A ativista afegã cega pelos direitos humanos Benafsha Yaqoobi diz que seus companheiros afegãos deficientes estão sem apoio e sob risco de discriminação
The Guardian

A ativista Benafsha Yaqoobi foi retirada do Afeganistão com destino ao Reino Unido e aproveitou a oportunidade para chamar a atenção internacional para o risco que correm os cidadãos afegãos com deficiência.

Benafsha, que faz parte da Comissão Afegã dos Direitos Humanos Independentes, teme que os talibãs negligenciem e discriminem pessoas com algum tipo de deficiência, dada a sua crença de que a invalidez é uma forma de "castigo pelos pecados dos seus pais".

O Afeganistão tem uma das maiores taxas de deficiência do mundo, de acordo com a Human Rights Watch - nela se inclui mais de um milhão de pessoas com ferimentos físicos em décadas de conflito. Inúmeras outras têm problemas de saúde mental, como stresse pós-traumático, depressão e ansiedade.

Os talibãs, que controlaram o país de 1996 até à sua destituição do poder após a guerra liderada pelos EUA em 2001, são conhecidos pelos maus tratos contra civis e pelas suas abordagens intolerantes, especialmente direcionadas aos direitos das mulheres, dos homossexuais e dos inválidos.

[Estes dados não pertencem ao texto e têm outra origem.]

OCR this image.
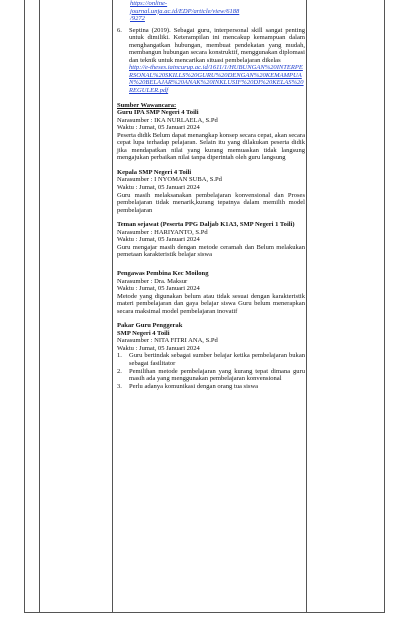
https://online-
journal.unja.ac.id/EDP/article/view/6188
/9272
6. Septina (2019). Sebagai guru, interpersonal skill sangat penting untuk dimiliki. Keterampilan ini mencakup kemampuan dalam menghangatkan hubungan, membuat pendekatan yang mudah, membangun hubungan secara konstruktif, menggunakan diplomasi dan teknik untuk mencarikan situasi pembelajaran dikelas

http://e-theses.iaincurup.ac.id/1611/1/HUBUNGAN%20INTERPERSONAL%20SKILLS%20GURU%20DENGAN%20KEMAMPUAN%20BELAJAR%20ANAK%20INKLUSIF%20DI%20KELAS%20REGULER.pdf
Sumber Wawancara:
Guru IPA SMP Negeri 4 Toili
Narasumber : IKA NURLAELA, S.Pd
Waktu : Jumat, 05 Januari 2024

Peserta didik Belum dapat menangkap konsep secara cepat, akan secara cepat lupa terhadap pelajaran. Selain itu yang dilakukan peserta didik jika mendapatkan nilai yang kurang memuaskan tidak langsung mengajukan perbaikan nilai tanpa diperintah oleh guru langsung

Kepala SMP Negeri 4 Toili
Narasumber : I NYOMAN SUBA, S.Pd
Waktu : Jumat, 05 Januari 2024

Guru masih melaksanakan pembelajaran konvensional dan Proses pembelajaran tidak menarik,kurang tepatnya dalam memilih model pembelajaran

Teman sejawat (Peserta PPG Daljab K1A3, SMP Negeri 1 Toili)
Narasumber : HARIYANTO, S.Pd
Waktu : Jumat, 05 Januari 2024

Guru mengajar masih dengan metode ceramah dan Belum melakukan pemetaan karakteristik belajar siswa

Pengawas Pembina Kec Moilong
Narasumber : Dra. Maksur
Waktu : Jumat, 05 Januari 2024

Metode yang digunakan belum atau tidak sesuai dengan karakteristik materi pembelajaran dan gaya belajar siswa Guru belum menerapkan secara maksimal model pembelajaran inovatif

Pakar Guru Penggerak
SMP Negeri 4 Toili
Narasumber : NITA FITRI ANA, S.Pd
Waktu : Jumat, 05 Januari 2024
1. Guru bertindak sebagai sumber belajar ketika pembelajaran bukan sebagai fasilitator

2. Pemilihan metode pembelajaran yang kurang tepat dimana guru masih ada yang menggunakan pembelajaran konvensional

3. Perlu adanya komunikasi dengan orang tua siswa
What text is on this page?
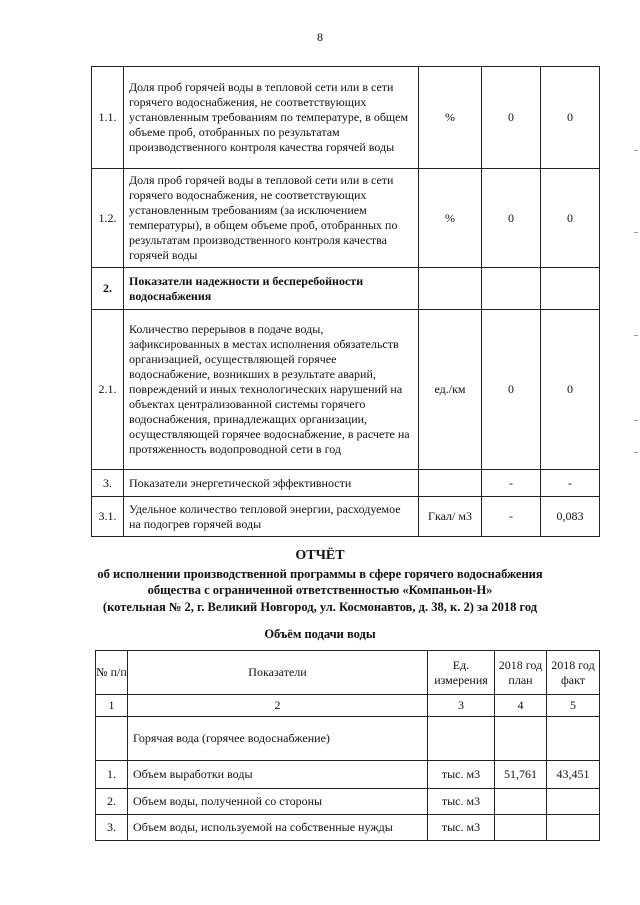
8
1.1.	Доля проб горячей воды в тепловой сети или в сети горячего водоснабжения, не соответствующих установленным требованиям по температуре, в общем объеме проб, отобранных по результатам производственного контроля качества горячей воды	%	0	0
1.2.	Доля проб горячей воды в тепловой сети или в сети горячего водоснабжения, не соответствующих установленным требованиям (за исключением температуры), в общем объеме проб, отобранных по результатам производственного контроля качества горячей воды	%	0	0
2.	Показатели надежности и бесперебойности водоснабжения			
2.1.	Количество перерывов в подаче воды, зафиксированных в местах исполнения обязательств организацией, осуществляющей горячее водоснабжение, возникших в результате аварий, повреждений и иных технологических нарушений на объектах централизованной системы горячего водоснабжения, принадлежащих организации, осуществляющей горячее водоснабжение, в расчете на протяженность водопроводной сети в год	ед./км	0	0
3.	Показатели энергетической эффективности		-	-
3.1.	Удельное количество тепловой энергии, расходуемое на подогрев горячей воды	Гкал/ м3	-	0,083
ОТЧЁТ
об исполнении производственной программы в сфере горячего водоснабжения
общества с ограниченной ответственностью «Компаньон-Н»
(котельная № 2, г. Великий Новгород, ул. Космонавтов, д. 38, к. 2) за 2018 год
Объём подачи воды
№ п/п	Показатели	Ед. измерения	2018 год план	2018 год факт
1	2	3	4	5
	Горячая вода (горячее водоснабжение)			
1.	Объем выработки воды	тыс. м3	51,761	43,451
2.	Объем воды, полученной со стороны	тыс. м3		
3.	Объем воды, используемой на собственные нужды	тыс. м3		
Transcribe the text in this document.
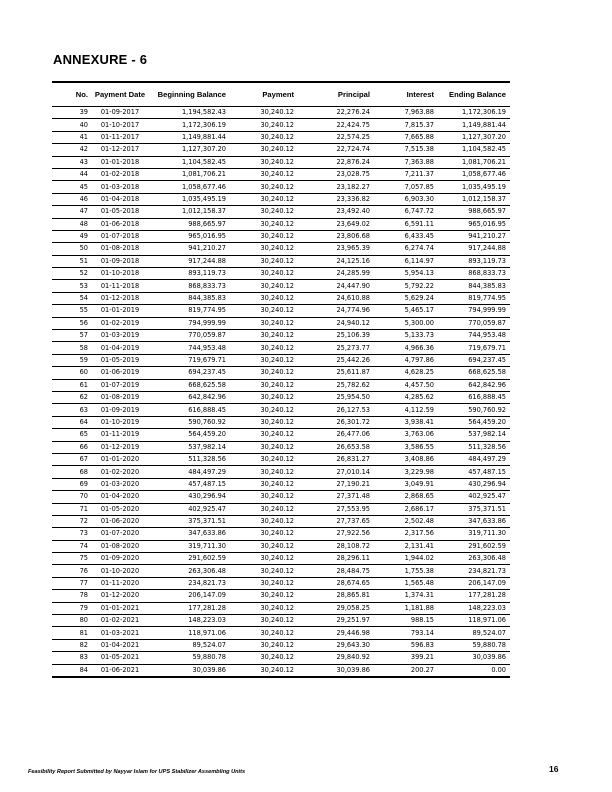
ANNEXURE - 6
No.	Payment Date	Beginning Balance	Payment	Principal	Interest	Ending Balance
39	01-09-2017	1,194,582.43	30,240.12	22,276.24	7,963.88	1,172,306.19
40	01-10-2017	1,172,306.19	30,240.12	22,424.75	7,815.37	1,149,881.44
41	01-11-2017	1,149,881.44	30,240.12	22,574.25	7,665.88	1,127,307.20
42	01-12-2017	1,127,307.20	30,240.12	22,724.74	7,515.38	1,104,582.45
43	01-01-2018	1,104,582.45	30,240.12	22,876.24	7,363.88	1,081,706.21
44	01-02-2018	1,081,706.21	30,240.12	23,028.75	7,211.37	1,058,677.46
45	01-03-2018	1,058,677.46	30,240.12	23,182.27	7,057.85	1,035,495.19
46	01-04-2018	1,035,495.19	30,240.12	23,336.82	6,903.30	1,012,158.37
47	01-05-2018	1,012,158.37	30,240.12	23,492.40	6,747.72	988,665.97
48	01-06-2018	988,665.97	30,240.12	23,649.02	6,591.11	965,016.95
49	01-07-2018	965,016.95	30,240.12	23,806.68	6,433.45	941,210.27
50	01-08-2018	941,210.27	30,240.12	23,965.39	6,274.74	917,244.88
51	01-09-2018	917,244.88	30,240.12	24,125.16	6,114.97	893,119.73
52	01-10-2018	893,119.73	30,240.12	24,285.99	5,954.13	868,833.73
53	01-11-2018	868,833.73	30,240.12	24,447.90	5,792.22	844,385.83
54	01-12-2018	844,385.83	30,240.12	24,610.88	5,629.24	819,774.95
55	01-01-2019	819,774.95	30,240.12	24,774.96	5,465.17	794,999.99
56	01-02-2019	794,999.99	30,240.12	24,940.12	5,300.00	770,059.87
57	01-03-2019	770,059.87	30,240.12	25,106.39	5,133.73	744,953.48
58	01-04-2019	744,953.48	30,240.12	25,273.77	4,966.36	719,679.71
59	01-05-2019	719,679.71	30,240.12	25,442.26	4,797.86	694,237.45
60	01-06-2019	694,237.45	30,240.12	25,611.87	4,628.25	668,625.58
61	01-07-2019	668,625.58	30,240.12	25,782.62	4,457.50	642,842.96
62	01-08-2019	642,842.96	30,240.12	25,954.50	4,285.62	616,888.45
63	01-09-2019	616,888.45	30,240.12	26,127.53	4,112.59	590,760.92
64	01-10-2019	590,760.92	30,240.12	26,301.72	3,938.41	564,459.20
65	01-11-2019	564,459.20	30,240.12	26,477.06	3,763.06	537,982.14
66	01-12-2019	537,982.14	30,240.12	26,653.58	3,586.55	511,328.56
67	01-01-2020	511,328.56	30,240.12	26,831.27	3,408.86	484,497.29
68	01-02-2020	484,497.29	30,240.12	27,010.14	3,229.98	457,487.15
69	01-03-2020	457,487.15	30,240.12	27,190.21	3,049.91	430,296.94
70	01-04-2020	430,296.94	30,240.12	27,371.48	2,868.65	402,925.47
71	01-05-2020	402,925.47	30,240.12	27,553.95	2,686.17	375,371.51
72	01-06-2020	375,371.51	30,240.12	27,737.65	2,502.48	347,633.86
73	01-07-2020	347,633.86	30,240.12	27,922.56	2,317.56	319,711.30
74	01-08-2020	319,711.30	30,240.12	28,108.72	2,131.41	291,602.59
75	01-09-2020	291,602.59	30,240.12	28,296.11	1,944.02	263,306.48
76	01-10-2020	263,306.48	30,240.12	28,484.75	1,755.38	234,821.73
77	01-11-2020	234,821.73	30,240.12	28,674.65	1,565.48	206,147.09
78	01-12-2020	206,147.09	30,240.12	28,865.81	1,374.31	177,281.28
79	01-01-2021	177,281.28	30,240.12	29,058.25	1,181.88	148,223.03
80	01-02-2021	148,223.03	30,240.12	29,251.97	988.15	118,971.06
81	01-03-2021	118,971.06	30,240.12	29,446.98	793.14	89,524.07
82	01-04-2021	89,524.07	30,240.12	29,643.30	596.83	59,880.78
83	01-05-2021	59,880.78	30,240.12	29,840.92	399.21	30,039.86
84	01-06-2021	30,039.86	30,240.12	30,039.86	200.27	0.00
Feasibility Report Submitted by Nayyar Islam for UPS Stabilizer Assembling Units	16
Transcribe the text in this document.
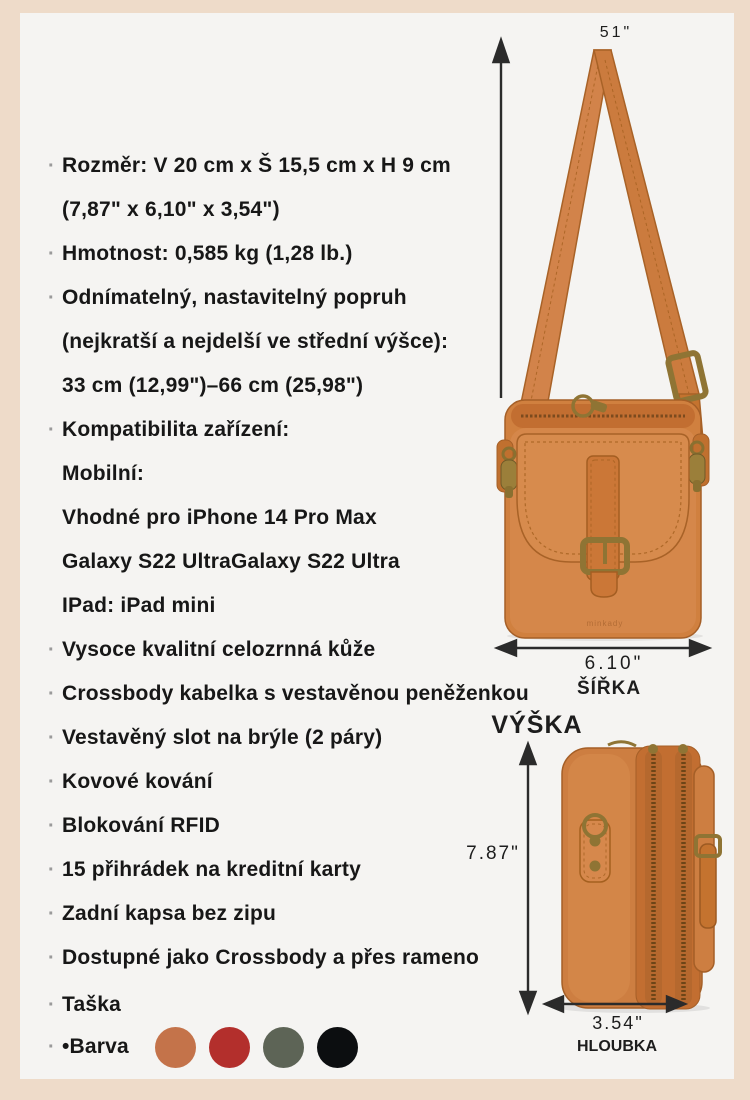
· Rozměr: V 20 cm x Š 15,5 cm x H 9 cm
(7,87" x 6,10" x 3,54")
· Hmotnost: 0,585 kg (1,28 lb.)
· Odnímatelný, nastavitelný popruh
(nejkratší a nejdelší ve střední výšce):
33 cm (12,99")–66 cm (25,98")
· Kompatibilita zařízení:
Mobilní:
Vhodné pro iPhone 14 Pro Max
Galaxy S22 UltraGalaxy S22 Ultra
IPad: iPad mini
· Vysoce kvalitní celozrnná kůže
· Crossbody kabelka s vestavěnou peněženkou
· Vestavěný slot na brýle (2 páry)
· Kovové kování
· Blokování RFID
· 15 přihrádek na kreditní karty
· Zadní kapsa bez zipu
· Dostupné jako Crossbody a přes rameno
· Taška
· •Barva
minkady
51"
6.10"
ŠÍŘKA
VÝŠKA
7.87"
3.54"
HLOUBKA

Yaqoobi, em declarações ao jornal "The Guardian", implorou ao Reino Unido e à União Europeia que concedam vistos especiais a “mulheres e pessoas com deficiências, cujas vidas se encontram em perigo", uma vez que “há milhões de pessoas inválidas sem apoio, comida, roupas, educação ou qualquer direito humano básico". "Teremos de falar por eles”, avisou.

Após uma viagem atribulada até ao aeroporto de Cabul, a ativista foi retirada do país por tropas dinamarquesas e viajou para o Reino Unido, onde está há 10 dias a cumprir quarentena num hotel. Yaqoobi planeia contactar a ativista Malala Yousafzai, para que ambas trabalhem em conjunto para ajudar quem sofre sob o regime dos talibãs.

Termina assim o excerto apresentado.